Yesterday afternoon a hobbyist flying a DJI Phantom drone at the Australian War Memorial crashed his aircraft and is now likely to be under investigation by the Civil Aviation and Safety Authority (CASA).
While details are not entirely clear, EFTM understands the drones owner was visiting Canberra from New South Wales and was likely flying over and around the War Memorial as it is one of the most visually spectacular sites in Canberra.
The problems begin when you understand the advice and regulations issues by CASA around private drone flights. They clearly stipulate that you should not fly within 5km of an Airport, and the Australian War Memorial is well within that range.
Perhaps more troubling is the clear regulation that states that one should not fly within 30m of buildings or people, and to crash on the grounds of the War Memorial would almost certainly mean that regulation was breached.
Additionally, the regulations state that you should not fly over groups of people – EFTM understands the crash may have occurred during the closing ceremony a the War Memorial – a daily playing of the national anthem, tributes and the playing of the Last Post. This occurs at 4.55pm daily. If the accident did occur at that time, you can imagine people would have certainly been gathered around.
It’s not clear how close the drone fell to people, or if it crashed into the building or failed in flight.
We understand that the Australian Federal Police attended the War Memorial in response to the incident, and obtained the owners details, and the drone has been confiscated by the AWM.
CASA regulations are not the domain of the AFP, so EFTM understands that the War Memorial will likely pass on details of the incident to CASA for investigation.
At the very least the owner is up for a fine not least $850 as was the case in the first reported fine in Australia which we reported here last year.

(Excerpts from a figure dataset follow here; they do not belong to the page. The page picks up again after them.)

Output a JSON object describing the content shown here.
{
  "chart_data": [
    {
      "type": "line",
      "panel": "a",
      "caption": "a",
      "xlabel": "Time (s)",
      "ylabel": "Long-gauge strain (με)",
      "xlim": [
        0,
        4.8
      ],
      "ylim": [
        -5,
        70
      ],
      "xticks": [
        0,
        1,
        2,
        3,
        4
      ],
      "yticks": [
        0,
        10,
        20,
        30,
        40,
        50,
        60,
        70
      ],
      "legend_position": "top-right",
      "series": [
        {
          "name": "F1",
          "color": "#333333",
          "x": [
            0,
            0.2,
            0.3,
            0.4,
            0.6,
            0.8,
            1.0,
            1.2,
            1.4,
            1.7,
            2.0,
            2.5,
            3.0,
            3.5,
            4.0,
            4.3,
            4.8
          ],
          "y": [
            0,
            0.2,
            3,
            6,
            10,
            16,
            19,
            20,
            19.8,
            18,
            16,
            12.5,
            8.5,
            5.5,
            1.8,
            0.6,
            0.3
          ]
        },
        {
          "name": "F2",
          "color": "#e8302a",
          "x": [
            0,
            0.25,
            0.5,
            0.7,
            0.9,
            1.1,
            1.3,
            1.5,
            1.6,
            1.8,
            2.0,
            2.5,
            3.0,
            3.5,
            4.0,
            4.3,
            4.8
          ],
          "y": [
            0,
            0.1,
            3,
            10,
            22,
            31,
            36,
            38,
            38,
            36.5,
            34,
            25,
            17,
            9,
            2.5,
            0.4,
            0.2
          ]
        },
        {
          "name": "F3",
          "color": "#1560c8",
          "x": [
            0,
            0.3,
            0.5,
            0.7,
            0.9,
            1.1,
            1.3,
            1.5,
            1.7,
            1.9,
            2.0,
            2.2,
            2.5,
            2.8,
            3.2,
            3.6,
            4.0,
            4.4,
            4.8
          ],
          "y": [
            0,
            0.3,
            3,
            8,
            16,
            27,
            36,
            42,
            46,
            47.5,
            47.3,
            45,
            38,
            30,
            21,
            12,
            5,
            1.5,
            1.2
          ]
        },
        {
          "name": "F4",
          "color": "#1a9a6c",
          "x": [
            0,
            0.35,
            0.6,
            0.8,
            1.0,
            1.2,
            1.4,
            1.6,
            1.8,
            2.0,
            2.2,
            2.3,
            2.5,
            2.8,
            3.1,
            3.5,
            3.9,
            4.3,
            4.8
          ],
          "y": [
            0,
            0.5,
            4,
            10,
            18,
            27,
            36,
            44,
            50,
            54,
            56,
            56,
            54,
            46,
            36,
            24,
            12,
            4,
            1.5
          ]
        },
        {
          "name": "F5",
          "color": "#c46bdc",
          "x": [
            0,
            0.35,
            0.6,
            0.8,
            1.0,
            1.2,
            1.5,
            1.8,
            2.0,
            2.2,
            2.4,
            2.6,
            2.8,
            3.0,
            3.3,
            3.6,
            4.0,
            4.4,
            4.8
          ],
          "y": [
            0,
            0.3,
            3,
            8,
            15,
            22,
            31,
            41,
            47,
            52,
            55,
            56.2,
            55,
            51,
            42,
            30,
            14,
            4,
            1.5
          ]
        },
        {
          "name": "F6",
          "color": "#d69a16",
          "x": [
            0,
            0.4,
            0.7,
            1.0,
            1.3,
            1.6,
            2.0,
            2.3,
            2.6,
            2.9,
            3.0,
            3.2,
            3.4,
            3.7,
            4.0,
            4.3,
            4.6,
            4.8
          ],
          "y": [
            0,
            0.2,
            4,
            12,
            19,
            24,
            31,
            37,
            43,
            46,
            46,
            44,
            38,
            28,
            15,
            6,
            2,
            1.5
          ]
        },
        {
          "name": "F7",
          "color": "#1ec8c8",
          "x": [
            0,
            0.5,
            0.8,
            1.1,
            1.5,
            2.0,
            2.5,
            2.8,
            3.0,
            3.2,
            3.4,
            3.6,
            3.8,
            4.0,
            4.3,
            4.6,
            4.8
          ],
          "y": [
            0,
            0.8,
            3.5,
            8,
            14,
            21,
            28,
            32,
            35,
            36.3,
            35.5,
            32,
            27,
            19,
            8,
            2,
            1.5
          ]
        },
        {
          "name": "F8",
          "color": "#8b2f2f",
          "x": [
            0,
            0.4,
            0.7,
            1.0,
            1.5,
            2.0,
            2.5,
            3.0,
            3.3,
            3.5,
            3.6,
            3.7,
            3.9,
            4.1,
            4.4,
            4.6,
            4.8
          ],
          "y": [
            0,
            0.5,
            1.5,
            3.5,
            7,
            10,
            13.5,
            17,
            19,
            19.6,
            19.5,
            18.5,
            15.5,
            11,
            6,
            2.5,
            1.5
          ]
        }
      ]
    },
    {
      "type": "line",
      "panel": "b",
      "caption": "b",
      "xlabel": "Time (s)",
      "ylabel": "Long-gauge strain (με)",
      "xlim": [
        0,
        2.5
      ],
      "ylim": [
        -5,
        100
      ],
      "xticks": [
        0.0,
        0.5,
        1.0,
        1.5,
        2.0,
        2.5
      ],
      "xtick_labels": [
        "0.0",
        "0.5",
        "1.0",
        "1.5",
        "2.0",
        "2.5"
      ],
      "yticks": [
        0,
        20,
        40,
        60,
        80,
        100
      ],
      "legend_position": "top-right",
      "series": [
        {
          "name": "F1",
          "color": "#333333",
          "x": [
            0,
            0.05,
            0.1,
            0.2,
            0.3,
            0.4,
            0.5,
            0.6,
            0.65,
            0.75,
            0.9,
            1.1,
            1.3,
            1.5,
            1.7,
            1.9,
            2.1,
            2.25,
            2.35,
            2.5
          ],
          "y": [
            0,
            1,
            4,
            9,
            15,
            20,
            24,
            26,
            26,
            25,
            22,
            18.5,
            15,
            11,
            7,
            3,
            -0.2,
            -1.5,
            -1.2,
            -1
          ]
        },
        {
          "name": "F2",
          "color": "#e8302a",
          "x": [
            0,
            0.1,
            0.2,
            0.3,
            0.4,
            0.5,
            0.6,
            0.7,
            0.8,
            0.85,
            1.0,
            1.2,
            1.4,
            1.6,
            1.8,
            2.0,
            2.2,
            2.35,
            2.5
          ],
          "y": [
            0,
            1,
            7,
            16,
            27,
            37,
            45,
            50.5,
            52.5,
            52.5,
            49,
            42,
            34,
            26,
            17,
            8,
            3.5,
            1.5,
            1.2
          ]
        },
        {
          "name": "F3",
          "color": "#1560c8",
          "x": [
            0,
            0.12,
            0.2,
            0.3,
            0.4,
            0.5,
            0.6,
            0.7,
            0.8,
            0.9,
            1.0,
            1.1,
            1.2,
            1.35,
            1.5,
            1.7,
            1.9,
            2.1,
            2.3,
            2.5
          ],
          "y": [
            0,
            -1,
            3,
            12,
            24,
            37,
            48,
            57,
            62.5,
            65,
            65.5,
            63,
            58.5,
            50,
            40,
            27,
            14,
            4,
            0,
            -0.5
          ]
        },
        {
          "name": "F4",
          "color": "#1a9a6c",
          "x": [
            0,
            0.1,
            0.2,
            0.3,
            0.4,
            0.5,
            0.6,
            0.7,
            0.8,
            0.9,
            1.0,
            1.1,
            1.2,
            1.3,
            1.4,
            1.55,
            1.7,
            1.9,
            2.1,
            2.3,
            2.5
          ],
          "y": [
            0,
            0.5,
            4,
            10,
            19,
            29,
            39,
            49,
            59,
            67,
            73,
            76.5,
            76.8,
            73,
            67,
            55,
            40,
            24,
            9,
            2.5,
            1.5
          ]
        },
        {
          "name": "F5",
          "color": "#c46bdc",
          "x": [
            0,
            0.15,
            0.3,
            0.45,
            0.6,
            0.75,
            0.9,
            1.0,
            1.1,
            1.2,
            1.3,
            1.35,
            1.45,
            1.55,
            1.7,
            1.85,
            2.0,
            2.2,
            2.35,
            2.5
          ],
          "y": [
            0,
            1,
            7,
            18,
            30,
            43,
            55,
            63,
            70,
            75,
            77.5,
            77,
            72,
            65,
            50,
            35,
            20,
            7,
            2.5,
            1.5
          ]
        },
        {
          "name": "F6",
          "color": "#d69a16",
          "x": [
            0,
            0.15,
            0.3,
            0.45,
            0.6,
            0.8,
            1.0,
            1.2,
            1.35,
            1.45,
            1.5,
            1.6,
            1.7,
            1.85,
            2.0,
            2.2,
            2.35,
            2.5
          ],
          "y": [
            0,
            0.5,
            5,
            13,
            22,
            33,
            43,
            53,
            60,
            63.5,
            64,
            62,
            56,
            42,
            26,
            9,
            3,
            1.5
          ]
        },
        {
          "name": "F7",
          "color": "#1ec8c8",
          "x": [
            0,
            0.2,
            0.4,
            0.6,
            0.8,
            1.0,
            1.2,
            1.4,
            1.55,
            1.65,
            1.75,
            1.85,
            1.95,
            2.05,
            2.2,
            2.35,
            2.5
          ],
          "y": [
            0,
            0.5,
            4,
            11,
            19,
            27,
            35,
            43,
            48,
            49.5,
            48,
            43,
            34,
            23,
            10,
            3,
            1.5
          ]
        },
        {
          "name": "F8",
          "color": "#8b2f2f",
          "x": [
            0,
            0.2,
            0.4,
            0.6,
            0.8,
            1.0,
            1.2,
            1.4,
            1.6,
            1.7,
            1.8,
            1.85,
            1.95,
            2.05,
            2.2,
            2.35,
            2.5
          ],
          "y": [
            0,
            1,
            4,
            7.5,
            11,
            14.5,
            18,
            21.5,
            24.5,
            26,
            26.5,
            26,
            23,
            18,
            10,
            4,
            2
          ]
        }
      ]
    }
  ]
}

The AFP referred EFTM to the Australian War Memorial. CASA confirmed they were alerted to the incident last night and are awaiting details and evidence from the War Memorial.
The Australian War Memorial was unable to give any additional details – stating only that “This is a security incident which has been referred to police and the Civil Aviation Safety Authority (CASA). As it is now a police matter, we will not be making further comment.”